17. DEATH OF A NAG by M.C. Beaton. I couldn’t find this eleventh book in the Hamish MacBeth series anywhere in print (except for a couple way-too-expensive used copies) so decided to download the audio version free from the library. The author’s voice was kind of annoying but it was a short book and I got used to it after awhile. I found with this book that I did not figure out the murderer early on as I often do with these MacBeth books—perhaps since I was listening and not *seeing the words* I lost some advantage there? I don’t know, but doing an audiobook did end up being a nice change and let me catch up by an additional book in the series without the side effect of being “too much Hamish” so soon after having read the previous book. Hamish is off to a small town boarding house for a holiday to recover from his broken engagement to Priscilla and the scorn of the Lochdubh villagers. Of course he ends up involved in a murder case when one of the boarding house guests, an obnoxious man that Hamish himself punched out the day before, ends up dead. And I learned how to pronounce "Lochdubh" as well. LOL In the end, I did enjoy the story although a beloved member of the usual cast of characters dies in the book. A-.

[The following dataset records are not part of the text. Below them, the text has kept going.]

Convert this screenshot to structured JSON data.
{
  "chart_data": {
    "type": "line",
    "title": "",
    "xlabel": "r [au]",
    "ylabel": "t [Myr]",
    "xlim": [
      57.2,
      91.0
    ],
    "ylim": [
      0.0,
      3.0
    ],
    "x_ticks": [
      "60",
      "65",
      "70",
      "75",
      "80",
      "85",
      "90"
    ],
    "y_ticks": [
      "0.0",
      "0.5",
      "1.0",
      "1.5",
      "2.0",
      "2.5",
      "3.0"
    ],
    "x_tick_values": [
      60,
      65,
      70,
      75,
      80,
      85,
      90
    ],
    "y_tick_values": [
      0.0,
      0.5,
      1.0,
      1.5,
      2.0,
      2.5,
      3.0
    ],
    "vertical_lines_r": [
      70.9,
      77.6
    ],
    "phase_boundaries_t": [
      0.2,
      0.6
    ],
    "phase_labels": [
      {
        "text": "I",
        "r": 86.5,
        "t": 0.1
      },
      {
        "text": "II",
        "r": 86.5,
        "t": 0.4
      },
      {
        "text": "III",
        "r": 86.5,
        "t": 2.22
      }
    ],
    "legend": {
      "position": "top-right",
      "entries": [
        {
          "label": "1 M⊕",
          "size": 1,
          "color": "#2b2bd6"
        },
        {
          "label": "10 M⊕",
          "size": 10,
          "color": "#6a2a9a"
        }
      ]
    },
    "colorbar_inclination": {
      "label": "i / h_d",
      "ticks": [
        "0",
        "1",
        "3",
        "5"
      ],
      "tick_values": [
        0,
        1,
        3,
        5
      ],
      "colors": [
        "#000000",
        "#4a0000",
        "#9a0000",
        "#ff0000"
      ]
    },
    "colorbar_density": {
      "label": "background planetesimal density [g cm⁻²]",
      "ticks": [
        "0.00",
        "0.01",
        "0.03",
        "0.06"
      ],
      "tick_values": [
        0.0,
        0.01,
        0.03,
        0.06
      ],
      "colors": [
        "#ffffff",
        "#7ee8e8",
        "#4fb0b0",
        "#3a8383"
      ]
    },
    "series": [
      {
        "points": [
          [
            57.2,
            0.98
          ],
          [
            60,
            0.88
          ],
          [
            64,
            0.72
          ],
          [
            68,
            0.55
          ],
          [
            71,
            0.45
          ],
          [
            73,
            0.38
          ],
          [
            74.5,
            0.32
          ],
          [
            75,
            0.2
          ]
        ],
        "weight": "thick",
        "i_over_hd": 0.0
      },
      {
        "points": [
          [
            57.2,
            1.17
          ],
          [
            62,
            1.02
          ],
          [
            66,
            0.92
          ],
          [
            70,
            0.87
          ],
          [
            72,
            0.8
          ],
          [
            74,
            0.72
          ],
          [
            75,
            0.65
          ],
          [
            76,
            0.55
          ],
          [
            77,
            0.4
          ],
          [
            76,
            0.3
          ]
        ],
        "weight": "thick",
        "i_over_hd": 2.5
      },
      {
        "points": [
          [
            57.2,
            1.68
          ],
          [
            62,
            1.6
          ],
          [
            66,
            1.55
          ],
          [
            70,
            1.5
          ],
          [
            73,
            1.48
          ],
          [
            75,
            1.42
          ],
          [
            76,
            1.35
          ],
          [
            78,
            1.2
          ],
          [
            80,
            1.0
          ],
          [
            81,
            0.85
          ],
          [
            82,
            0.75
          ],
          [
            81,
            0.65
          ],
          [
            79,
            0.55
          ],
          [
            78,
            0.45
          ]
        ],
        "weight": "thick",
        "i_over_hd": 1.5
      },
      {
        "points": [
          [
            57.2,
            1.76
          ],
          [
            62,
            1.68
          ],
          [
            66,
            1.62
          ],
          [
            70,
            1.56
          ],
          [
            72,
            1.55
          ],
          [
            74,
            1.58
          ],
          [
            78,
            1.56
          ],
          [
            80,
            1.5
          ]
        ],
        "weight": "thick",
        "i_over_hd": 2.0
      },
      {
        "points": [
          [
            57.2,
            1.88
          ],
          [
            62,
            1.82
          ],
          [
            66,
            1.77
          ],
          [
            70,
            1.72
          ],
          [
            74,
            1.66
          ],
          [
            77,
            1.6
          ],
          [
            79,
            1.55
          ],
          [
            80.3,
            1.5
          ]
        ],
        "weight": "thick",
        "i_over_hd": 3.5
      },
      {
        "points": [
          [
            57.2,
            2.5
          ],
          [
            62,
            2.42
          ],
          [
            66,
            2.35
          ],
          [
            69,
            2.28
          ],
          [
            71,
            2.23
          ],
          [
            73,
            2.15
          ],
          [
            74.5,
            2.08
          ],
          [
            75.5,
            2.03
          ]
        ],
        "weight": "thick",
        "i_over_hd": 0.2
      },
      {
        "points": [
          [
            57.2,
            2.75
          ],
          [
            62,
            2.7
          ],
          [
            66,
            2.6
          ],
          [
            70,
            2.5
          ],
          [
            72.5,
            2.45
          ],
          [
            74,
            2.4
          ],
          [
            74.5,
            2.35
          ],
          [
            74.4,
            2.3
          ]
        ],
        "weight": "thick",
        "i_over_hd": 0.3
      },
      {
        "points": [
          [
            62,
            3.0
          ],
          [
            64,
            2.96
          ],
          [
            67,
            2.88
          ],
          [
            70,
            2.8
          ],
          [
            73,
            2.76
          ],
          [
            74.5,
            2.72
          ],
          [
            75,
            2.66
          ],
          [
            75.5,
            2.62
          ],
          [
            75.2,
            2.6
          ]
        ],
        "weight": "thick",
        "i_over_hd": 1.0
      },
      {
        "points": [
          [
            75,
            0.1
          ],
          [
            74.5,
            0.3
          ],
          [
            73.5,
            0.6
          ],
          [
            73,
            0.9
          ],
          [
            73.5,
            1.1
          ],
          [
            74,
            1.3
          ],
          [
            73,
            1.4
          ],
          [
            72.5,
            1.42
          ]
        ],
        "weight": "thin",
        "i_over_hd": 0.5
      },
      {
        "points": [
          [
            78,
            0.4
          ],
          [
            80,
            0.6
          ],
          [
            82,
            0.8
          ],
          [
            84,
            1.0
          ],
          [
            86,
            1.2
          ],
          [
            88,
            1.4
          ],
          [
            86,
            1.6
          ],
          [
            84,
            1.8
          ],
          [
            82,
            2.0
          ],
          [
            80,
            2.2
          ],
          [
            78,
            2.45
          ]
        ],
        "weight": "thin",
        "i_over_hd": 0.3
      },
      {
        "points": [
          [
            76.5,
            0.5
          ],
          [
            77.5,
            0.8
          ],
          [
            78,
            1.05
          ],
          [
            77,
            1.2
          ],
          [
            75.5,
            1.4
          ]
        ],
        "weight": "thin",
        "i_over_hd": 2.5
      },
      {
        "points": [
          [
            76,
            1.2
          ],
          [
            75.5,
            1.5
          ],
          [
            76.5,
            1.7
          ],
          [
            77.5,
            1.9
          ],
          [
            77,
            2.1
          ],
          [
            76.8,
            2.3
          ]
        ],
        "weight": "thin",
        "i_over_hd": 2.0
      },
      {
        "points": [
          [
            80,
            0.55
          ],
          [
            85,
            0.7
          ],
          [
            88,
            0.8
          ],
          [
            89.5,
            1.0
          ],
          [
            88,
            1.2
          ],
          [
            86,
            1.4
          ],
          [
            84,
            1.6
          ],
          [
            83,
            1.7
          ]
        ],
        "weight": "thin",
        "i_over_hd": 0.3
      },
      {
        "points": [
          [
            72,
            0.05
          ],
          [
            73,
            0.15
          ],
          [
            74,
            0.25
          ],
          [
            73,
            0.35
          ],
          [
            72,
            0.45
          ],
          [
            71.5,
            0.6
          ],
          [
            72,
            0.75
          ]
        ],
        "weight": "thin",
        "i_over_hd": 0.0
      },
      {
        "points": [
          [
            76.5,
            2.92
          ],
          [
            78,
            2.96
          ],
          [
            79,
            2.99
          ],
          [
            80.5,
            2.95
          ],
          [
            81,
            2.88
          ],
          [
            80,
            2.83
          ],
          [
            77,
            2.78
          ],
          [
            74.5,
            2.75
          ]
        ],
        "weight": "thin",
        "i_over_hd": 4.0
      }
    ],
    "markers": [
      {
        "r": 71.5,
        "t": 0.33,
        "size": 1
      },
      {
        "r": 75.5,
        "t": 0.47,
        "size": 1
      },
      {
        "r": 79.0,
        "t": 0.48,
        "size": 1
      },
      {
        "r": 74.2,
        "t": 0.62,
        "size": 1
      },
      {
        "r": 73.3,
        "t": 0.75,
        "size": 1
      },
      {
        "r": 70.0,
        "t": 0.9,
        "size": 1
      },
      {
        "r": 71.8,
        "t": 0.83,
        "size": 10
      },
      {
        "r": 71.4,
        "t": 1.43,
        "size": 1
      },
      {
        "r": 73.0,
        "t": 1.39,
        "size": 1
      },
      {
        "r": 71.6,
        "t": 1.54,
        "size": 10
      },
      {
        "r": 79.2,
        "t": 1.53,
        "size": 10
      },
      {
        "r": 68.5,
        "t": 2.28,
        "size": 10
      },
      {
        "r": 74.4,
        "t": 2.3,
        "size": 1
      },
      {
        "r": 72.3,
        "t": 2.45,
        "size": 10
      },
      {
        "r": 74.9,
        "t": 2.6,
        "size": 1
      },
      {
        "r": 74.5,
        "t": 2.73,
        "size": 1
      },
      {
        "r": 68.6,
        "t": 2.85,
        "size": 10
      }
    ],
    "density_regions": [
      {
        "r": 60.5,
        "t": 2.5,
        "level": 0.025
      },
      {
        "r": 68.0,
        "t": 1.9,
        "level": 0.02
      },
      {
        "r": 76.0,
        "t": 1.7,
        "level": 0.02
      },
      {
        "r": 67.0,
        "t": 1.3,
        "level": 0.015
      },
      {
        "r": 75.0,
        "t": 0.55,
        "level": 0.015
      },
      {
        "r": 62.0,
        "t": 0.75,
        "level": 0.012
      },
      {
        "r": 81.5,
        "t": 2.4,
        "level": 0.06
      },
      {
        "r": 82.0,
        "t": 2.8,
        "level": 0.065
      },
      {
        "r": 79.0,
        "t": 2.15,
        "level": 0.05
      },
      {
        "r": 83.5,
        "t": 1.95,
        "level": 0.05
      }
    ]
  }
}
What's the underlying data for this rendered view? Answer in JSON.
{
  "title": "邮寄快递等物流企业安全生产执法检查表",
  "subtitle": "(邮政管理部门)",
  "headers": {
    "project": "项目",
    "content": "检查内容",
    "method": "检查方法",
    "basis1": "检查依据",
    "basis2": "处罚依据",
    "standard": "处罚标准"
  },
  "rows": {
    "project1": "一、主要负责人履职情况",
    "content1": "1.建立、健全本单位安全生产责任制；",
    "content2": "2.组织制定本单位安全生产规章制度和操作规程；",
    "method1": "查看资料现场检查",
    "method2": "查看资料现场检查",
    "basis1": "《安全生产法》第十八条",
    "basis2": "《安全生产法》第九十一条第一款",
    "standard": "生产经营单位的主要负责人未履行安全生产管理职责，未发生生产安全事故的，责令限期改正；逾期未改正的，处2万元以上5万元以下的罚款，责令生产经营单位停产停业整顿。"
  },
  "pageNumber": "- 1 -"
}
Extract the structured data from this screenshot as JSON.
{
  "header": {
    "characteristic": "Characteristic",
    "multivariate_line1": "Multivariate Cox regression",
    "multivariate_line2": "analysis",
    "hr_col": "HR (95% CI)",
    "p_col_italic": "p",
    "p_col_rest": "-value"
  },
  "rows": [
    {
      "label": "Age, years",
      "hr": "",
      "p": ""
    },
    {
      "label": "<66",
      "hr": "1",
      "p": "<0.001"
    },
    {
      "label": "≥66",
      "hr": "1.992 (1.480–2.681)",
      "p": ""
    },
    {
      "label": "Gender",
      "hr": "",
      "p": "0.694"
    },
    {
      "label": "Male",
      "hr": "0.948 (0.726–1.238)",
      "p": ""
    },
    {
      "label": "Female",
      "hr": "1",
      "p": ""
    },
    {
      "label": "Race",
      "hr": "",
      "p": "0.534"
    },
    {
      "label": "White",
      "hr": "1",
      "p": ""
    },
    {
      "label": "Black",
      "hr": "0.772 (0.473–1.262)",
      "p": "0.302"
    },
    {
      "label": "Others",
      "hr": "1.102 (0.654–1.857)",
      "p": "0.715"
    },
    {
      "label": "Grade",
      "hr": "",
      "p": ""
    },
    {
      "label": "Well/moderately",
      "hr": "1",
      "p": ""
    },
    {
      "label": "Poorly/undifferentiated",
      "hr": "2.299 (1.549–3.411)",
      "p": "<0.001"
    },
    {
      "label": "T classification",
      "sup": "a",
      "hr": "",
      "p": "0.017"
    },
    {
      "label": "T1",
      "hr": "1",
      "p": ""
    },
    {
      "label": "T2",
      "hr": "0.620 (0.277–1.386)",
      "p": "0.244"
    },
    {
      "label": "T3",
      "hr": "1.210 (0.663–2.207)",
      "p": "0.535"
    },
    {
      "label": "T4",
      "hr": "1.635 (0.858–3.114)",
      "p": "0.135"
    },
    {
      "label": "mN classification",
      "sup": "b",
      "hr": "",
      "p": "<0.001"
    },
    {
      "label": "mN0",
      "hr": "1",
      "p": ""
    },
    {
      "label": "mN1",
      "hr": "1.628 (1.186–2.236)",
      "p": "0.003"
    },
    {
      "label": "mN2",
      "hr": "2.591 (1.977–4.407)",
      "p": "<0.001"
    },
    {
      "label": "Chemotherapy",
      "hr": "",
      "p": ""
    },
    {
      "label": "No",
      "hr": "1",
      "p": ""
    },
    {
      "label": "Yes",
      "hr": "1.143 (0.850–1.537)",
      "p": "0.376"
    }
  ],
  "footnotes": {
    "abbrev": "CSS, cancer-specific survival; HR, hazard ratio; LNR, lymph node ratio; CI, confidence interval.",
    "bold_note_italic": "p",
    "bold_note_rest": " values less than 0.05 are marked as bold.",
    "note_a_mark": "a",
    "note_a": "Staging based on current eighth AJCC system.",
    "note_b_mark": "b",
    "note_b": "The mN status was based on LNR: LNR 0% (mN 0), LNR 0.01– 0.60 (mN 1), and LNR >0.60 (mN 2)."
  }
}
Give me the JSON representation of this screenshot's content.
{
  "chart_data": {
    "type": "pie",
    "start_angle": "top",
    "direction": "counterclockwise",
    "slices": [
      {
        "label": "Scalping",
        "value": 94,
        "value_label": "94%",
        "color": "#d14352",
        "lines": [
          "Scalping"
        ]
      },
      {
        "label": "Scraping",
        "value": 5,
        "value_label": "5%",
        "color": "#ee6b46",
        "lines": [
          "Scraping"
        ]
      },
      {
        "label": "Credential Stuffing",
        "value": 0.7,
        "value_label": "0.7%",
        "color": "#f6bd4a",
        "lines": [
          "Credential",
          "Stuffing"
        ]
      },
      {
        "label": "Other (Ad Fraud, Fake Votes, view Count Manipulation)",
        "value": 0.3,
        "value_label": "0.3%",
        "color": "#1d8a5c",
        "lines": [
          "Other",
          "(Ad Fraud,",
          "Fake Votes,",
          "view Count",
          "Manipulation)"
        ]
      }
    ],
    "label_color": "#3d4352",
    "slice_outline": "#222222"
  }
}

18. DEATH OF A HOLLOW MAN by Caroline Graham. Second Inspector Barnaby mystery, and very much a pleasure to read, with interesting, well-fleshed characters and a tightly woven mystery that I did not figure out until the end. In the local amateur theatre production, in which Barnaby’s wife Joyce has a small part, the obnoxious leading man does himself in with a straight razor that was supposed to be well-coated with tape to blunt it. Who had motive? Almost everyone in the company. Opportunity? Only a few people—and none of those had a very strong motive. Unless there’s a motive that no one suspects—but what? It takes a few offhand comments to jar Barnaby’s memory and then the puzzle pieces start falling together. Graham makes this ‘composite’ type book—where the story switches point of view many times between most of the characters—work well. I’ve read some books done in this style that I didn’t care for. It was refreshing to read a British police procedural where the police detective and all his nasty habits and personal problems was not the prime focus of the book—the mystery was. While Barnaby is a nice, stable character, we don’t know a whole lot about him just yet—but it’s okay. It’s not because he’s shallow, it’s just that the actual story, the suspects and the mystery take the forefront. We get heady glimpses into all their lives, Barnaby’s included. I liked this, a lot! A.

· Passage by Connie Willis. An interesting premise for a story, but though I gave it 175 pages, it felt like the story was going nowhere, getting bogged down in endless piddly details that I found very tedious to slog through. So I quit.
· The Fire in the Flint by Candace Robb. Quite a disappointment, as I love her Owen Archer series, and thought the first book in this series (Margaret Kerr) was okay. I read almost 100 pages and found myself bored and that I didn’t give a hoot about the protagonist. I even set it aside for a few days and gave it another try to no avail—I just could not get interested.
· Hôtel Transylvania by Chelsea Quinn Yarbro. No one warned me it was romance! LOL Plus, all that lace, silk and powdered hair in 18th century France…yeck!